Ever Wonder How HotDocs Got Its Name?
For our first blog, we wanted to provide some HotDocs trivia. Over the years, the name “HotDocs” has inspired some interesting comments, to say the least. Here’s the story of how we came up with the name:
When Marshall Morrise offered me a job at Capsoft, I was two weeks from finishing grad school. Back then, the company was four guys in a utility closet they’d rented from Folio in north Provo, UT, a stone’s throw from Cougar stadium. I was the fifth, wedged in between Brad Halversen to my left and Bill Drew to my right, all of us working on folding tables acquired from a surplus auction. It was a humble beginning.
I was there when the first logo was designed, there when CAPS 1.0 was released, there the day we moved from the closet to an actual office building, and there the day Matt Morrise came up with the idea for a nifty little Windows utility–document automation lite done right inside a word processor. Sounded like an okay idea to me . . . a bridge between CAPS for DOS and CAPS for Windows, but nothing more than that. Let’s just say I hadn’t yet caught the vision of what was about to happen, which is now documented history.
A tiny part of that history you may not know, though, is how HotDocs got its name, which is something else I witnessed first hand. We were nearing the release of 1.0 and still didn’t know what to call it. I had offered a number of great alternatives, my favorite of which was Phoneme (a “phoneme” is the smallest phonetic unit in a language). Didn’t bother me that it sounded a lot like phony. I was the only one, though, and got shouted down.
Kent Lundin, the company’s marketing thought leader, was the one who imposed order, proposing a formal name selecting process, complete with codified guidelines and rules to which everyone must agree, the most troubling being this: “No matter what name the process yields will become the name of the product, whether anyone actually likes the name or not.” Sounded dangerous to me–a trapeze without a net–but I was outnumbered.
It began with a brainstorming session staged in the downstairs marketing room in the Sage Center.

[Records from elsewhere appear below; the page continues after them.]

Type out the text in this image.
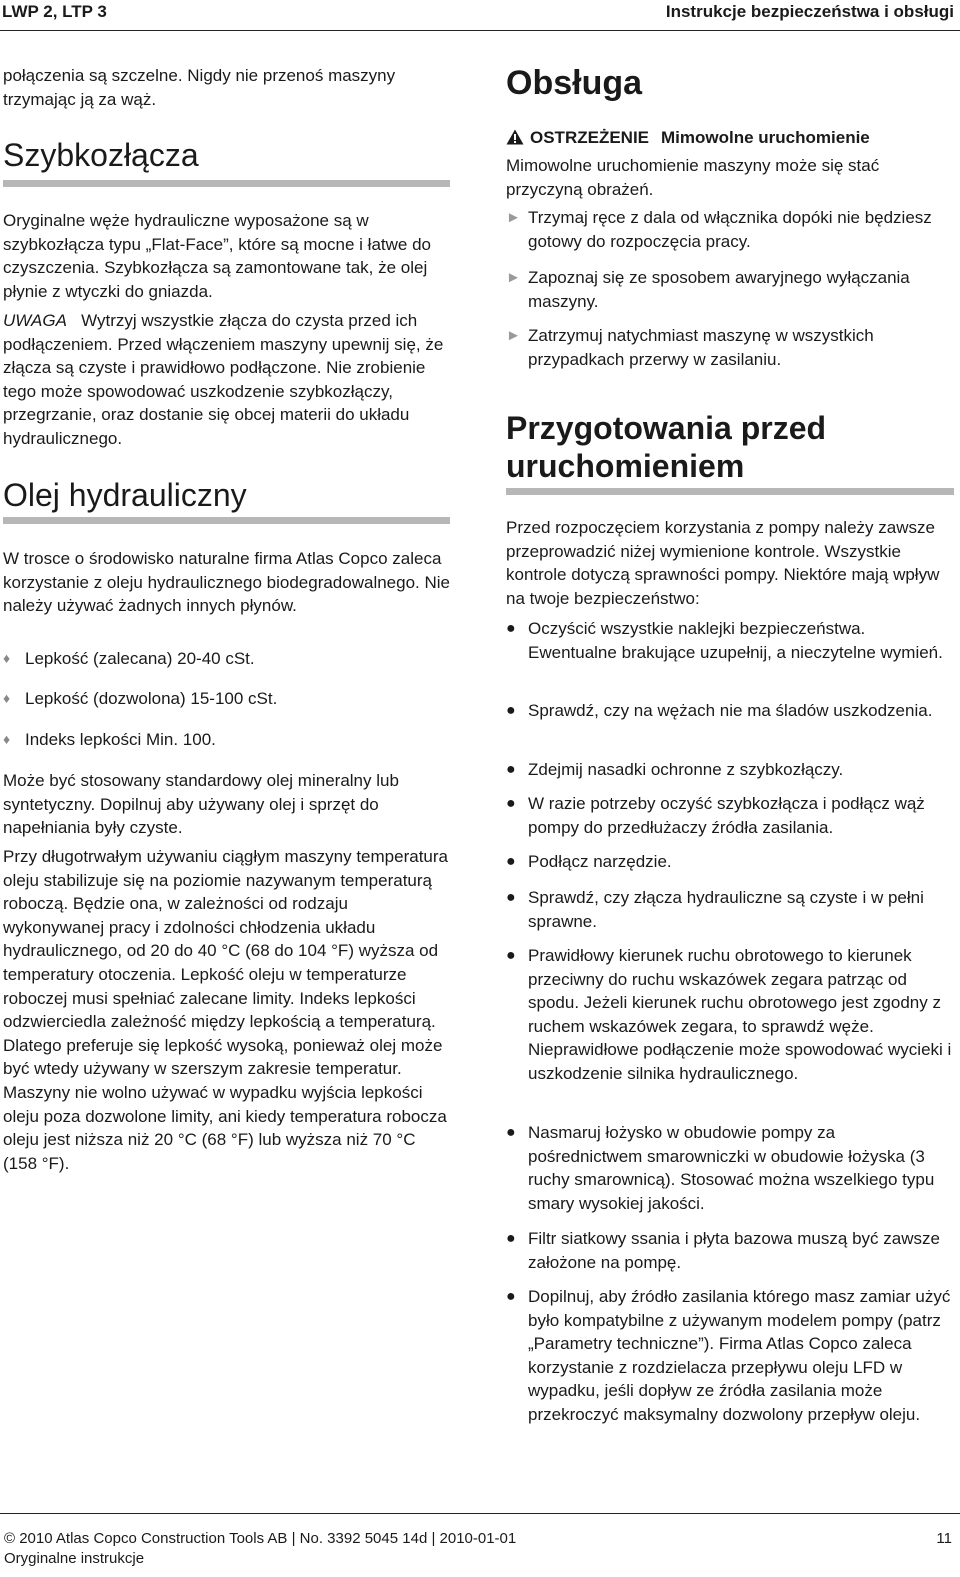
LWP 2, LTP 3	Instrukcje bezpieczeństwa i obsługi

połączenia są szczelne. Nigdy nie przenoś maszyny trzymając ją za wąż.

Szybkozłącza

Oryginalne węże hydrauliczne wyposażone są w szybkozłącza typu „Flat-Face”, które są mocne i łatwe do czyszczenia. Szybkozłącza są zamontowane tak, że olej płynie z wtyczki do gniazda.

UWAGA Wytrzyj wszystkie złącza do czysta przed ich podłączeniem. Przed włączeniem maszyny upewnij się, że złącza są czyste i prawidłowo podłączone. Nie zrobienie tego może spowodować uszkodzenie szybkozłączy, przegrzanie, oraz dostanie się obcej materii do układu hydraulicznego.

Olej hydrauliczny

W trosce o środowisko naturalne firma Atlas Copco zaleca korzystanie z oleju hydraulicznego biodegradowalnego. Nie należy używać żadnych innych płynów.

♦ Lepkość (zalecana) 20-40 cSt.
♦ Lepkość (dozwolona) 15-100 cSt.
♦ Indeks lepkości Min. 100.

Może być stosowany standardowy olej mineralny lub syntetyczny. Dopilnuj aby używany olej i sprzęt do napełniania były czyste.

Przy długotrwałym używaniu ciągłym maszyny temperatura oleju stabilizuje się na poziomie nazywanym temperaturą roboczą. Będzie ona, w zależności od rodzaju wykonywanej pracy i zdolności chłodzenia układu hydraulicznego, od 20 do 40 °C (68 do 104 °F) wyższa od temperatury otoczenia. Lepkość oleju w temperaturze roboczej musi spełniać zalecane limity. Indeks lepkości odzwierciedla zależność między lepkością a temperaturą. Dlatego preferuje się lepkość wysoką, ponieważ olej może być wtedy używany w szerszym zakresie temperatur. Maszyny nie wolno używać w wypadku wyjścia lepkości oleju poza dozwolone limity, ani kiedy temperatura robocza oleju jest niższa niż 20 °C (68 °F) lub wyższa niż 70 °C (158 °F).

Obsługa
OSTRZEŻENIE Mimowolne uruchomienie

Mimowolne uruchomienie maszyny może się stać przyczyną obrażeń.

► Trzymaj ręce z dala od włącznika dopóki nie będziesz gotowy do rozpoczęcia pracy.
► Zapoznaj się ze sposobem awaryjnego wyłączania maszyny.
► Zatrzymuj natychmiast maszynę w wszystkich przypadkach przerwy w zasilaniu.
Przygotowania przed uruchomieniem

Przed rozpoczęciem korzystania z pompy należy zawsze przeprowadzić niżej wymienione kontrole. Wszystkie kontrole dotyczą sprawności pompy. Niektóre mają wpływ na twoje bezpieczeństwo:

● Oczyścić wszystkie naklejki bezpieczeństwa. Ewentualne brakujące uzupełnij, a nieczytelne wymień.
● Sprawdź, czy na wężach nie ma śladów uszkodzenia.
● Zdejmij nasadki ochronne z szybkozłączy.
● W razie potrzeby oczyść szybkozłącza i podłącz wąż pompy do przedłużaczy źródła zasilania.
● Podłącz narzędzie.
● Sprawdź, czy złącza hydrauliczne są czyste i w pełni sprawne.
● Prawidłowy kierunek ruchu obrotowego to kierunek przeciwny do ruchu wskazówek zegara patrząc od spodu. Jeżeli kierunek ruchu obrotowego jest zgodny z ruchem wskazówek zegara, to sprawdź węże. Nieprawidłowe podłączenie może spowodować wycieki i uszkodzenie silnika hydraulicznego.
● Nasmaruj łożysko w obudowie pompy za pośrednictwem smarowniczki w obudowie łożyska (3 ruchy smarownicą). Stosować można wszelkiego typu smary wysokiej jakości.
● Filtr siatkowy ssania i płyta bazowa muszą być zawsze założone na pompę.
● Dopilnuj, aby źródło zasilania którego masz zamiar użyć było kompatybilne z używanym modelem pompy (patrz „Parametry techniczne”). Firma Atlas Copco zaleca korzystanie z rozdzielacza przepływu oleju LFD w wypadku, jeśli dopływ ze źródła zasilania może przekroczyć maksymalny dozwolony przepływ oleju.
© 2010 Atlas Copco Construction Tools AB | No. 3392 5045 14d | 2010-01-01
Oryginalne instrukcje
11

We all shouted out names, and among the mundane and strange, Matt Morrise, tossed out “HotDocs.” As a group, we narrowed the brainstorming list down to maybe twenty finalists and published a survey for each:
“On a scale of 1 to 10, how memorable is the name?
“On a scale of 1 to 10, how descriptive of the product is the name?”
You get the idea.
For each contender, the score was then tallied, and the results were published. Of the surveys completed by all the Capsoft employees, the name HotDocs had not come out on top a single time. It had barely nosed into the top three on a handful of surveys. But when all the scores from all the surveys were added together, HotDocs was the winner. “There has to be a mistake,” was a common refrain, followed quickly by “let’s do it over.”
Larry Farmer, a Capsoft founder and one of the earliest pioneers in the field of document assembly, was concerned that the name sounded too much like hot dogs.
But Kent insisted that was a good thing: “They may malign it. They may make fun of it. But they’ll never forget it,” was his point. And the thing is, Kent was right. Two years later, HotDocs was one of the most recognized brands in the US legal market, and today its reach extends far beyond that.